3. The method according to claim 1, wherein the blending step prioritizes source images closer to the target viewpoint, with customizable weights based on user preferences or data quality.

4. The method according to claim 1, wherein the warped images are blended to achieve transparency of obstructing foreground objects, enabling visibility of background scenes.

5. A system for real-time image processing using multi-planar images, comprising:

A plurality of cameras positioned to capture overlapping fields of view configured to provide input images;

A processing unit configured to:

Downscale and grayscale the input images,

Generate a target-centered depth map by:

Sweeping multiple layers of depth across the downscaled and grayscaled input images to form a plane sweep volume, PSV,

Comparing corresponding layers of the PSV to form a similarity volume,

Selecting depth values for pixels based on the similarity volume;

Warp the downscaled and grayscaled source images to a target viewpoint using the depth map;

Blend the warped images to synthesize a target image; and

A memory unit configured to store Laplacian pyramid data and similarity volumes for depth estimation.

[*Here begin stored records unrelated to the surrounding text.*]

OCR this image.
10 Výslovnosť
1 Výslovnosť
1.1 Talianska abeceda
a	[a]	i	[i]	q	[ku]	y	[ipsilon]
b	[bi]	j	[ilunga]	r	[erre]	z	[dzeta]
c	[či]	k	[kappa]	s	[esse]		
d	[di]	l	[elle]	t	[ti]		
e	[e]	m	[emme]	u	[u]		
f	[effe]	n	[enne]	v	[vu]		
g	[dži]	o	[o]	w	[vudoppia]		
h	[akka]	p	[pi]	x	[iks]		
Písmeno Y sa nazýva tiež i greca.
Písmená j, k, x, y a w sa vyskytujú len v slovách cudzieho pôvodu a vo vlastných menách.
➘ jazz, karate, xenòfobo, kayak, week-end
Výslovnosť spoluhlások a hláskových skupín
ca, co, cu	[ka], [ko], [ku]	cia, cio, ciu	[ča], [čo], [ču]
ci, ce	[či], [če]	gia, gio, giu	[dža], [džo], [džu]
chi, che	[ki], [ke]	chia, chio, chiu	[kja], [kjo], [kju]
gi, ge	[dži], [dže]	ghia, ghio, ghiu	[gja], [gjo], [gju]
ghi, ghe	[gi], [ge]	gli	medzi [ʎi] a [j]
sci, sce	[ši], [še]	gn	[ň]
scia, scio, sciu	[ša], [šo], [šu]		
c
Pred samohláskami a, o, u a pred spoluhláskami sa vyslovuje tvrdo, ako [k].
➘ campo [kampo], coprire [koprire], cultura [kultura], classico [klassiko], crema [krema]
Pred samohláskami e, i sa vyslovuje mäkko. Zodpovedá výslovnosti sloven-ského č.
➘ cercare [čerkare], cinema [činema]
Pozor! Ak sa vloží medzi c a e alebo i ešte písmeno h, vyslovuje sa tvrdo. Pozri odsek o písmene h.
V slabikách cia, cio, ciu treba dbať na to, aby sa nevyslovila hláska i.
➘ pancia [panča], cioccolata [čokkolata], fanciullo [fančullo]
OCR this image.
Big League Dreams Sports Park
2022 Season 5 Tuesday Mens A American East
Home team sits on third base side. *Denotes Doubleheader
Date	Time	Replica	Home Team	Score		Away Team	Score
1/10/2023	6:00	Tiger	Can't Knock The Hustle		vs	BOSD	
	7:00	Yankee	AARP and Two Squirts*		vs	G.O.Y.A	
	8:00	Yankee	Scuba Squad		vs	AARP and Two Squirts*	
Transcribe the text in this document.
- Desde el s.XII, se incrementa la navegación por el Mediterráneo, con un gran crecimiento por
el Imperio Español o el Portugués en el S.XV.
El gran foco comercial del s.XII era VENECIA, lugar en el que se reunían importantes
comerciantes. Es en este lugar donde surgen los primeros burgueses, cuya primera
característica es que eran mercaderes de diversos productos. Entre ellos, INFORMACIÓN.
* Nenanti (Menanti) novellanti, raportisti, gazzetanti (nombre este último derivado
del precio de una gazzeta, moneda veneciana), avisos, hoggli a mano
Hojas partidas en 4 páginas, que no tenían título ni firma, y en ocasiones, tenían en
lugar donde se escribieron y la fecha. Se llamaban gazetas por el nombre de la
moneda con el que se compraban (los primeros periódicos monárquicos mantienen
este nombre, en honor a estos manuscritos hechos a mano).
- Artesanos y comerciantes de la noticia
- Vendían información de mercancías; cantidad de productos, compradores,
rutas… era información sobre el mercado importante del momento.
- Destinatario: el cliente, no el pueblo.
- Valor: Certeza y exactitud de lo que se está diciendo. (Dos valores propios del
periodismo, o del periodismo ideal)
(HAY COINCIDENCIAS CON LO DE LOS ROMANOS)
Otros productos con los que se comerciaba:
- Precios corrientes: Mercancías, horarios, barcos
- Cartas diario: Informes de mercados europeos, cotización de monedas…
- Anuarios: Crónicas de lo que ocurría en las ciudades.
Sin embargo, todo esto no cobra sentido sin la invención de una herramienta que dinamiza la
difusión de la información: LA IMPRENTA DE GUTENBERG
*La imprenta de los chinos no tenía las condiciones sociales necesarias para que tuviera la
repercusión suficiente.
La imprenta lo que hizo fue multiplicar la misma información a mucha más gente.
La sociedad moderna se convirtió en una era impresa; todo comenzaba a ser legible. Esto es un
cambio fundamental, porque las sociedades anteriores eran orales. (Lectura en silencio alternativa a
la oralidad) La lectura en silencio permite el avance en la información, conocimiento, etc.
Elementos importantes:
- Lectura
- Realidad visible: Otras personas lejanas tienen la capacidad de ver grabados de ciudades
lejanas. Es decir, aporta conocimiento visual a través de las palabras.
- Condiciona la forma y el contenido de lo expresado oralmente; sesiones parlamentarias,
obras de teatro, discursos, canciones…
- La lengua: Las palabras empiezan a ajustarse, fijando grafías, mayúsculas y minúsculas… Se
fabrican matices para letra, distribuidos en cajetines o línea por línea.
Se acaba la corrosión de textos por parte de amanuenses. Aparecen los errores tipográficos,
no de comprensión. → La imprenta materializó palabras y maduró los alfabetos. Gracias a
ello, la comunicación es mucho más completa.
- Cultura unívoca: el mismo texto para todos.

6. The system according to claim 5, wherein the processing unit is further configured to post-process the depth map using noise-reduction filters.

7. The system according to claim 5, wherein the blending module in the processing unit is configured to handle occlusion and ensure seamless transitions in synthesized images by dynamically assigning blending weights.

8. The system according to claim 5, further comprising a user interface allowing customization of blending parameters, including prioritization of image sources and transparency levels.